日本労働弁護団は17日、派遣社員から寄せられた労働相談や職場でのトラブルなど71件の事例をまとめた「派遣労働酷書」を発表しました。
不況が深刻化した昨秋以降、解雇や派遣先での嫌がらせ、差別など派遣労働の厳しい状況が浮き彫りになっていることを受け、同弁護団などに寄せられた相談の中から71事例を特徴ごとに「酷書」にまとめました。
71件の中で最も多いのが、「派遣切り」や「雇い止め」といった不安定雇用で37件を占めました。「9年間同じ職場で正社員同様に働いてきたが、雇い止めされた」と急な失職に困惑するケース、実際の仕事は電話対応など一般事務全般なのに派遣法で雇用期間に制限のない「専門業務」と偽り、派遣労働者を違法に長期間雇うケースなどが目立っています。

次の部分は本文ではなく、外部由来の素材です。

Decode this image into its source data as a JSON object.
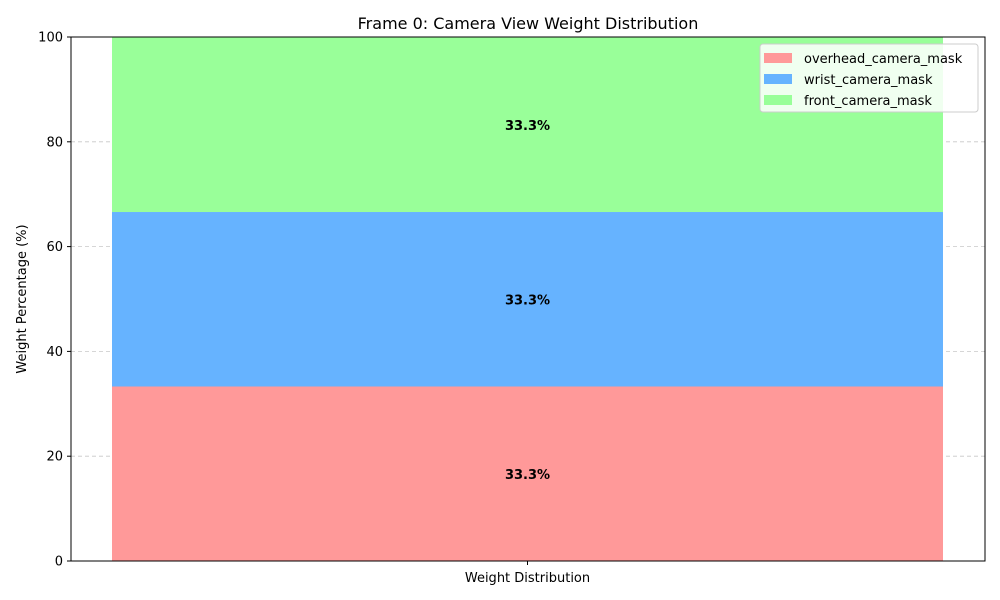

派遣先の社員からセクハラやパワハラを受けたケースは8件で、このほか、休日がないといった待遇差別などの事例も記載されています。
政府と野党3党が、それぞれ国会に提出した改正労働者派遣法案は廃案となる見通しですが、同弁護団は「派遣社員は弱い立場に立たされているのに、派遣会社、派遣先ともに雇用責任を果たしているとは言えない。このような実態を踏まえ、労働者派遣法の改正論議をしてほしい」と話しています。
酷書は、A5判20ページで、希望者に1冊100円で販売するとのことです。